En février 2021, nous avons publié une brochure intitulée Origines et variantes du fascisme : Une analyse du fascisme historique, dans laquelle nous avons proposions une chronologie des processus de fascisation dans l’Italie et l’Allemagne de l’entre-deux-guerres. Chronologies depuis publiées sur notre site sous la forme de deux articles : L’avènement du fascisme en Italie (1914-1932) et Hitler et les cendres de Weimar (1919-1934). Cet article, consacré à la fascisation de l’État grec sous Metaxas, les complète.
Le spectre de Metaxas (1935-1974)
Ioannis Metaxas était un monarchiste convaincu. Au tournant du siècle, après avoir intégré l’état-major de l’armée grecque, il prit la tête du mouvement de modernisation de cette dernière en s’inspirant de la discipline militaire allemande, pour laquelle il nourrissait une franche admiration. L’avènement du régime fasciste en Italie poussa Metaxas à fonder, en 1923, le Parti de la Libre Opinion, un mouvement d’extrême droite assez peu influant. En 1935, la restauration monarchique le fait Ministre de la guerre, avant de le faire Premier ministre l’année suivante.
« Depuis le 4 août, la Grèce est devenue un État anticommuniste, un État antiparlementaire, un État totalitaire. Un État fondé sur ses paysans et ses travailleurs, et donc antiploutocratique. Il n’y a plus, bien sûr, de parti particulier pour gouverner. Ce parti, c’est l’ensemble du Peuple, à l’exception des communistes incorrigibles et des politiciens réactionnaires des vieux partis. »
Ioannis Metaxas [1]
L’auto-coup d’État intervient dans une situation économique et politique marquée par l’instabilité. Entre 1922 et 1936, la Grèce a connu sept tentatives de coup d’État, dont quatre réussies. Des putschs favorisés par un parlementarisme enrayé, ne parvenant pas à dégager de majorité pour gouverner. Le pays était également en proie à des révoltes agraires depuis le mois de mai 1936. Enfin, le Parti communiste grec (KKE), qui ne cessait de développer son l’influence, avait appelé à une grève générale le 5 août. L’action de Metaxas coupe l’herbe sous le pied de la contestation sociale et populaire : l’état d’urgence et la loi martiale sont décrétés, la constitution est suspendue, les grèves, les syndicats et les partis politiques (considérés comme responsables des divisions et de la déchéance de la nation) sont interdits, la censure est décrétée, près de 15 000 opposants sont arrêtés [2], le gouvernement est congédié.

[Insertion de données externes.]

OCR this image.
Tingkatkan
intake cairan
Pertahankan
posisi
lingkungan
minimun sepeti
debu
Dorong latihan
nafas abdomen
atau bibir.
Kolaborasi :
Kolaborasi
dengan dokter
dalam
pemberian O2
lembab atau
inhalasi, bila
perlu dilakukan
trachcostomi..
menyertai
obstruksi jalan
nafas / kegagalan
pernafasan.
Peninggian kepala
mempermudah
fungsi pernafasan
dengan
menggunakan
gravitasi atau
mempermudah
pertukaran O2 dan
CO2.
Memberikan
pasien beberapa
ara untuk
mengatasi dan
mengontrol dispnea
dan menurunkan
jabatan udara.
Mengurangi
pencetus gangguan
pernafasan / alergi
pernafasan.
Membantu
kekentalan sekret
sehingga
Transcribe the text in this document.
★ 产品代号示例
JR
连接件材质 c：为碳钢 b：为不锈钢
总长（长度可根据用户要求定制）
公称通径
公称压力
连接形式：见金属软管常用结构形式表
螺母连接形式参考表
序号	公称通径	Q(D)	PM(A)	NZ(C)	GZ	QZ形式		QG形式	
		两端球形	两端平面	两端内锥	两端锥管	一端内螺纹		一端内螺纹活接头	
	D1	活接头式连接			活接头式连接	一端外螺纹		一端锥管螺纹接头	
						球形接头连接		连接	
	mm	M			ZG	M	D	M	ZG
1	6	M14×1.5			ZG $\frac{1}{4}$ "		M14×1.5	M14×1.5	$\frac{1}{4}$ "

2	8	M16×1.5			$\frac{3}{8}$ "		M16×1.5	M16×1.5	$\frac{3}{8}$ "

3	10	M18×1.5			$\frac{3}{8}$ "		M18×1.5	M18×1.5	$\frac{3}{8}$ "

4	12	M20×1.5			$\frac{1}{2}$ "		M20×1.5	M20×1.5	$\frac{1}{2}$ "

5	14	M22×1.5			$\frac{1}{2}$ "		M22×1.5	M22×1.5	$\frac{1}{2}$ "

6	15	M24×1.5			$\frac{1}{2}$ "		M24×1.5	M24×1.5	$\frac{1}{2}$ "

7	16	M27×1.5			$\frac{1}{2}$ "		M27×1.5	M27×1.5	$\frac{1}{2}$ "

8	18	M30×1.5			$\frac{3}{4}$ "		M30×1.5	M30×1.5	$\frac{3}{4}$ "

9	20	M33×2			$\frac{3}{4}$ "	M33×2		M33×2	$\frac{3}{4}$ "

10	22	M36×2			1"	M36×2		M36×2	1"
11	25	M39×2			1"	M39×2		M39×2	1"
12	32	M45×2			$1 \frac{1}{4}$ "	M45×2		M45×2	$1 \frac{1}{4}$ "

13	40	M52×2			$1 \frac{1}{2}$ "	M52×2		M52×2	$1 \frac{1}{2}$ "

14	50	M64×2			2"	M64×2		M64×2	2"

Metaxas s’entoure d’hommes de confiance et annonce l’instauration d’un État anticommuniste, antiparlementaire et totalitaire. Le « ministre de l’Ordre public », Konstantinos Maniadakis, fabrique de toutes pièces un faux parti communiste et diffuse une fausse version de son journal, Rizospastis (Le Radical), afin d’accélérer la désintégration des structures du parti. Malgré ces mesures, le régime ne survivra pas à Metaxas : le 29 janvier 1941, après avoir résisté à l’invasion italienne pendant la Seconde guerre mondiale, et même occupé une partie de l’Albanie alors occupée par l’Italie, Metaxas s’éteint. Le pouvoir repasse au roi Georges II, jusqu’à l’invasion allemande au mois d’avril. Toutefois, le « régime du 4-Août » continuera de hanter l’histoire grecque, jusqu’à la dictature des colonels (1967-1974) et au-delà. Aujourd’hui encore, le processus de fascisation porté par la droite parlementaire ne saurait être comprise indépendamment de cette expérience metaxiste.
Sans traiter la période post-metaxiste [3], plusieurs faits méritent d’être mis en avant afin de se faire une idée sur la place du régime et de son souvenir dans l’histoire politique du pays après la Seconde guerre mondiale. En 1946, les autorités britanniques organisent des élections législatives et laissent les anciens collaborateurs et miliciens monarchistes se constituer en forces politiques – qui ne manquèrent pas de fonder leurs milices paramilitaires et de faire régner la terreur blanche dans les territoires auparavant contrôlés par l’armée de libération communiste grecque. Mis face au fait accompli, le KKE se retira de la course en appelant à l’abstention. Le Parlement et le gouvernement ainsi élus firent la part belle à l’extrême droite, aux collaborateurs et aux politiciens metaxistes mis à l’ombre par l’occupation. Rapidement, le régime se mit à contrôler les cartes électorales afin de traquer les abstentionnistes, considérés comme potentiels communistes et subversifs. Les hésitations du KKE à reprendre les armes conduisent à l’arrestation de la majorité de ses cadres, et de la plupart des anciens officiers de son armée de libération. En 1967, la dictature des colonels verra arriver au pouvoir des officiers de haut rang formés sous le régime de Metaxas, et fleurir les escadrons de la mort nostalgique de ce dernier. Un « parti du 4-Août », fondé en 1965, sera largement actif durant cette dictature.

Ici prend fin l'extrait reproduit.